Reporting some metrics, O'Brien highlighted that tire unit sales in the third quarter were up 7 percent; call volume in the national call center was up 17 percent; and onsite work order count was up 16 percent in the quarter.
"It's up to us now to overcome the growing pains and to have these positives impact our bottom line in a positive way. I believe we are going to be able to do that," he said.
Q3 By The Numbers
As O'Brien pointed out, TA's third-quarter results included three unusual items that made up most of the company's $62.4-million net income result and were not reflected in the same period in 2016:
- A one-time, non-cash tax benefit of $58.6 million related to the resolution of previous uncertain tax positions that were resolved during the third quarter.
- A reversal of $4.6 million of site-level operating expense related to excess transaction fees withheld by Comdata, a fuel card transaction processor, for a period prior to the third quarter due to a favorable ruling by the Delaware Court of Chancery.
- A non-cash impairment charge of $4 million included in EBITDA and related to a few convenience store locations that were negatively impacted by increased competition in their local markets subsequent to TA's acquisition.
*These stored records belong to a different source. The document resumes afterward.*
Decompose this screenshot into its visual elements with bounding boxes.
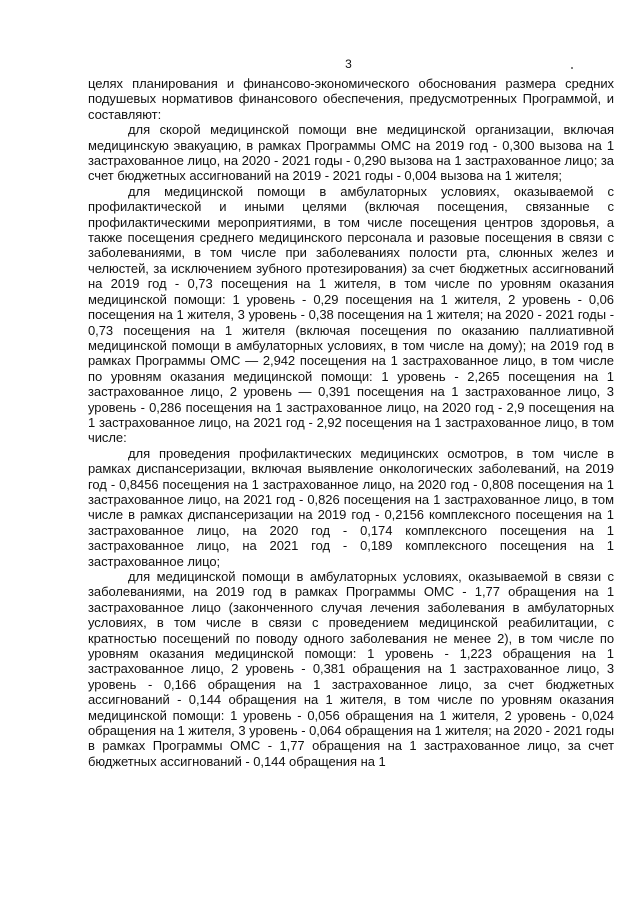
scan-speck	[571, 67, 573, 69]
paragraph-outpatient-disease: для медицинской помощи в амбулаторных условиях, оказываемой в связи с заболеваниями, на 2019 год в рамках Программы ОМС - 1,77 обращения на 1 застрахованное лицо (законченного случая лечения заболевания в амбулаторных условиях, в том числе в связи с проведением медицинской реабилитации, с кратностью посещений по поводу одного заболевания не менее 2), в том числе по уровням оказания медицинской помощи: 1 уровень - 1,223 обращения на 1 застрахованное лицо, 2 уровень - 0,381 обращения на 1 застрахованное лицо, 3 уровень - 0,166 обращения на 1 застрахованное лицо, за счет бюджетных ассигнований - 0,144 обращения на 1 жителя, в том числе по уровням оказания медицинской помощи: 1 уровень - 0,056 обращения на 1 жителя, 2 уровень - 0,024 обращения на 1 жителя, 3 уровень - 0,064 обращения на 1 жителя; на 2020 - 2021 годы в рамках Программы ОМС - 1,77 обращения на 1 застрахованное лицо, за счет бюджетных ассигнований - 0,144 обращения на 1	[88, 569, 614, 769]
paragraph-medical-examinations: для проведения профилактических медицинских осмотров, в том числе в рамках диспансеризации, включая выявление онкологических заболеваний, на 2019 год - 0,8456 посещения на 1 застрахованное лицо, на 2020 год - 0,808 посещения на 1 застрахованное лицо, на 2021 год - 0,826 посещения на 1 застрахованное лицо, в том числе в рамках диспансеризации на 2019 год - 0,2156 комплексного посещения на 1 застрахованное лицо, на 2020 год - 0,174 комплексного посещения на 1 застрахованное лицо, на 2021 год - 0,189 комплексного посещения на 1 застрахованное лицо;	[88, 445, 614, 569]
body-text	[88, 76, 614, 769]
paragraph-outpatient-preventive: для медицинской помощи в амбулаторных условиях, оказываемой с профилактической и иными целями (включая посещения, связанные с профилактическими мероприятиями, в том числе посещения центров здоровья, а также посещения среднего медицинского персонала и разовые посещения в связи с заболеваниями, в том числе при заболеваниях полости рта, слюнных желез и челюстей, за исключением зубного протезирования) за счет бюджетных ассигнований на 2019 год - 0,73 посещения на 1 жителя, в том числе по уровням оказания медицинской помощи: 1 уровень - 0,29 посещения на 1 жителя, 2 уровень - 0,06 посещения на 1 жителя, 3 уровень - 0,38 посещения на 1 жителя; на 2020 - 2021 годы - 0,73 посещения на 1 жителя (включая посещения по оказанию паллиативной медицинской помощи в амбулаторных условиях, в том числе на дому); на 2019 год в рамках Программы ОМС — 2,942 посещения на 1 застрахованное лицо, в том числе по уровням оказания медицинской помощи: 1 уровень - 2,265 посещения на 1 застрахованное лицо, 2 уровень — 0,391 посещения на 1 застрахованное лицо, 3 уровень - 0,286 посещения на 1 застрахованное лицо, на 2020 год - 2,9 посещения на 1 застрахованное лицо, на 2021 год - 2,92 посещения на 1 застрахованное лицо, в том числе:	[88, 183, 614, 446]
paragraph-continuation: целях планирования и финансово-экономического обоснования размера средних подушевых нормативов финансового обеспечения, предусмотренных Программой, и составляют:	[88, 76, 614, 122]
paragraph-emergency-care: для скорой медицинской помощи вне медицинской организации, включая медицинскую эвакуацию, в рамках Программы ОМС на 2019 год - 0,300 вызова на 1 застрахованное лицо, на 2020 - 2021 годы - 0,290 вызова на 1 застрахованное лицо; за счет бюджетных ассигнований на 2019 - 2021 годы - 0,004 вызова на 1 жителя;	[88, 122, 614, 184]
page-number: 3	[345, 57, 352, 71]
Third-quarter EBITDA was $44.3 million, or 6 percent below that of the third quarter of 2016, according to O'Brien, due primarily to a $5-million decline in fuel gross margin.
Net income was $62.3 million vs. $10.9 million in comparable income in 2016.
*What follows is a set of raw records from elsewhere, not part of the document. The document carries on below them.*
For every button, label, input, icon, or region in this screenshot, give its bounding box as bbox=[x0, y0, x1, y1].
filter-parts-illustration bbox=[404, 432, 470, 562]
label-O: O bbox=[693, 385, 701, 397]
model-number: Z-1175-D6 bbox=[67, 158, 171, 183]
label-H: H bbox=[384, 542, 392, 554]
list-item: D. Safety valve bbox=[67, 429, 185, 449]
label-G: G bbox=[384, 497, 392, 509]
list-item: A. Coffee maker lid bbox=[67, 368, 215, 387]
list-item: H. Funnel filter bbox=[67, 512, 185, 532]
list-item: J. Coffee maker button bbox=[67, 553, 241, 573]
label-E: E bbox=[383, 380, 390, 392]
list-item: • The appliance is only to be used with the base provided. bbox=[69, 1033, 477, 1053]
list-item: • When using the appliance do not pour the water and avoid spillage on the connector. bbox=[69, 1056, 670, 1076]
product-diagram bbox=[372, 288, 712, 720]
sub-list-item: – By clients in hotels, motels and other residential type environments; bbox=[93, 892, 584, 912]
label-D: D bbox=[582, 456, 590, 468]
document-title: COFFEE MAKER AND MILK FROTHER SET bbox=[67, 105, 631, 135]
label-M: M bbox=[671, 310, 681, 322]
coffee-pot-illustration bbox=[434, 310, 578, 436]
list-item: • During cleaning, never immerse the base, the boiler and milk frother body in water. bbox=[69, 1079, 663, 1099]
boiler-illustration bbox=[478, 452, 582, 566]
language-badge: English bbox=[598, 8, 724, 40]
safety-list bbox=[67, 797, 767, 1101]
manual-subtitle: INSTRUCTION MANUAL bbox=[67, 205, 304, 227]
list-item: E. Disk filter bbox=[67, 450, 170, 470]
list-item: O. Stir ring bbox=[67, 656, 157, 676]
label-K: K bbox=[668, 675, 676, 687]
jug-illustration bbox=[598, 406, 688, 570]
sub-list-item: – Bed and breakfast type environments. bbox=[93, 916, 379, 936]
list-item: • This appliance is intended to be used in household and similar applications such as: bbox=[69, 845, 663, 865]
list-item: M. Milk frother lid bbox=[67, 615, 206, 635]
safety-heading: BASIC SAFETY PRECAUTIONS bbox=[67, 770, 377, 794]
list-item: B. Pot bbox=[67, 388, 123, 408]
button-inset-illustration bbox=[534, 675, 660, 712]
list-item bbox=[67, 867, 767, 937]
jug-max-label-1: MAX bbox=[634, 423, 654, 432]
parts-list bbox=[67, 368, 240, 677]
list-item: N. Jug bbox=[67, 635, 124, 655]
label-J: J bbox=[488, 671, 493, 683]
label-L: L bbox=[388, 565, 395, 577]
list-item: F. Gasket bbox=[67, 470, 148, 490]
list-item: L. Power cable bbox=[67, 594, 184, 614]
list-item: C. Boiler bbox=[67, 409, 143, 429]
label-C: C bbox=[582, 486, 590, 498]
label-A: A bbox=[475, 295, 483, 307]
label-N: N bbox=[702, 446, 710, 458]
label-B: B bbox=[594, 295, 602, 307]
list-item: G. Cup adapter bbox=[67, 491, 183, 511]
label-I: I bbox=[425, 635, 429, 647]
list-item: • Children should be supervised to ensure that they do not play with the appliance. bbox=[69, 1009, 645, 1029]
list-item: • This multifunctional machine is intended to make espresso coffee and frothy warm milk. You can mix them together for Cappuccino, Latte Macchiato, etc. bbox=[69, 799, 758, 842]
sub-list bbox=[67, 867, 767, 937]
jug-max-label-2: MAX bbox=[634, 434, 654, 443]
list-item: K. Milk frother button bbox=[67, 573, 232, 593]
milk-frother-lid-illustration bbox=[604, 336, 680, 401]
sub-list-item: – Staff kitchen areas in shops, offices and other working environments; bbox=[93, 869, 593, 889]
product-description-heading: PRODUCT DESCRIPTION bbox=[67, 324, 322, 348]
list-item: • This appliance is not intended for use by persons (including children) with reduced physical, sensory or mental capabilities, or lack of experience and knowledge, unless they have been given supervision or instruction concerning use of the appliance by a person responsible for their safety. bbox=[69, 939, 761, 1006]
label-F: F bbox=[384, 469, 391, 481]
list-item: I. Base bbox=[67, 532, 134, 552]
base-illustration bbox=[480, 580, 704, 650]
"I do believe our EBITDA and our net income results reflect many positives from our continued efforts from fuel and non-fuel programs," he added.
Fuel Sales Up Close
On the fuel side, sales volume decreased by 12 million gallons, or 2.1 percent, while same-site fuel sales volume decreased by 14.5 million gallons, or 2.6 percent, for the 2017 third quarter compared to the 2016 third quarter.
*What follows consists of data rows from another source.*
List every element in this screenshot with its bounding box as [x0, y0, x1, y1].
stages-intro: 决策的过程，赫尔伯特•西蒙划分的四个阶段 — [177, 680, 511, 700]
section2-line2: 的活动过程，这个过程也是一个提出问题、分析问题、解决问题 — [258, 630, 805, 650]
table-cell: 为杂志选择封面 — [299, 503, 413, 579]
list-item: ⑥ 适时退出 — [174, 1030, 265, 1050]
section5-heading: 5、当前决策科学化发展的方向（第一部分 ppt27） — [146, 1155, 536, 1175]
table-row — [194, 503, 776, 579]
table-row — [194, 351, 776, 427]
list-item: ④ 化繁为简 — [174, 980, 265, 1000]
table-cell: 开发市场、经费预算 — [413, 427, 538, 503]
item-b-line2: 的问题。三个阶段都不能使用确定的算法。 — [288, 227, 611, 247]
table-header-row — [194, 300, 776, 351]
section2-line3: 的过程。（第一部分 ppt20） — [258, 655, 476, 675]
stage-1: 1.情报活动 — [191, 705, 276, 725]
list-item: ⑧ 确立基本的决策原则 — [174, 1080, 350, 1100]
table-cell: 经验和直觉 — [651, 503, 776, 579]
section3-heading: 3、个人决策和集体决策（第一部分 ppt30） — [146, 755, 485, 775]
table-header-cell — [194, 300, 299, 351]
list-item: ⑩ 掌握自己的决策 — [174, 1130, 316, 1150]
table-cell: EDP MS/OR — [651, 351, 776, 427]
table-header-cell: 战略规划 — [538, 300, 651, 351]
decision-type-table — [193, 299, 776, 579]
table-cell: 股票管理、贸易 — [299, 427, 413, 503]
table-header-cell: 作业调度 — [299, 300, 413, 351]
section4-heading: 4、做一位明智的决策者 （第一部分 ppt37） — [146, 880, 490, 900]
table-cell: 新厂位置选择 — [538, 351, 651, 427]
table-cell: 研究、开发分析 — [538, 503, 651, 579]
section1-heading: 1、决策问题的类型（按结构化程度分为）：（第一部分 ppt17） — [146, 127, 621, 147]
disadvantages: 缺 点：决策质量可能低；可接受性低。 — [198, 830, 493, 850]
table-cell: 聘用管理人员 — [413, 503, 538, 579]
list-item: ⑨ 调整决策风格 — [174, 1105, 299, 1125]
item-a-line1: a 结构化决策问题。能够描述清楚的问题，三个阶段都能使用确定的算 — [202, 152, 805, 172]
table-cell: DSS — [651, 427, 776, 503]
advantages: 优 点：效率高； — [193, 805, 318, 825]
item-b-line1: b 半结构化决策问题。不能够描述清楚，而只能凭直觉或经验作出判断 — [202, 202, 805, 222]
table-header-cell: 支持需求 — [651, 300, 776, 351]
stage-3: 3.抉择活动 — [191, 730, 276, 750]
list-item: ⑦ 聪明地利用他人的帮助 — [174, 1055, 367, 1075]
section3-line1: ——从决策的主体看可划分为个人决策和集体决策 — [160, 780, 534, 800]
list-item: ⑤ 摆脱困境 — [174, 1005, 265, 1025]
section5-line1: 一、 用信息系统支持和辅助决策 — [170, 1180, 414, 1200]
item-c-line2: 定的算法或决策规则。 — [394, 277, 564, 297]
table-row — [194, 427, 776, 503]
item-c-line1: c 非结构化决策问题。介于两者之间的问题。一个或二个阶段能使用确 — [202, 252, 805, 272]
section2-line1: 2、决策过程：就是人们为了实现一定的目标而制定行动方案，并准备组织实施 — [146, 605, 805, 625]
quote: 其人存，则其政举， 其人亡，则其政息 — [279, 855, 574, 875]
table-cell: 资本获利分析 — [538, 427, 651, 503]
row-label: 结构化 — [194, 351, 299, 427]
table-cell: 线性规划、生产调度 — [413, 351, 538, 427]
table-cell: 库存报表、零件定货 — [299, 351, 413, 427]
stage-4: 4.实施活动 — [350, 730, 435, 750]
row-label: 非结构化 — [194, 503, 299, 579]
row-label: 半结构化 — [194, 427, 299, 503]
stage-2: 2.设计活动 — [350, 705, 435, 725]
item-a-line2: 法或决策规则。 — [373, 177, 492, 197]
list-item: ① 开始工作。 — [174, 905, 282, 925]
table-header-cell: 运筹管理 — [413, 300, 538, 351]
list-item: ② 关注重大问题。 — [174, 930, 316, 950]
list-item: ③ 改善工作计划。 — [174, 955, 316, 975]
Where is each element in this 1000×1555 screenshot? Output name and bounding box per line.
According to the chief executive, TA believes continued fuel efficiency gains were primary drivers of the decrease, especially by TA's commercial diesel fuel customers.
Fuel revenue increased by $108 million, or 11.4 percent, in the quarter compared to the 2016 third quarter, primarily due to higher market prices for fuel during the 2017 time period.
Fuel gross margin decreased by $5 million to $105 million primarily as a result of the federal biodiesel fuel tax credit program that was in place in 2016 but has not been in place this year, and the increasing diesel fuel cost trend during the 2017 third quarter vs. a declining to flat fuel cost trend during the 2016 third quarter. This was partially offset by the positive impact of TA's fuel purchasing and sales strategies, according to O'Brien.
Westlake-based TA's business includes travel centers located in 43 U.S. states and Canada, standalone convenience stores in 11 states, and standalone restaurants in 14 states. TA's travel centers operate under the TravelCenters of America, TA, Petro Stopping Centers and Petro brand names. TA's convenience stores operate principally under the Minit Mart brand name. Its standalone restaurants operate principally under the Quaker Steak & Lube brand name.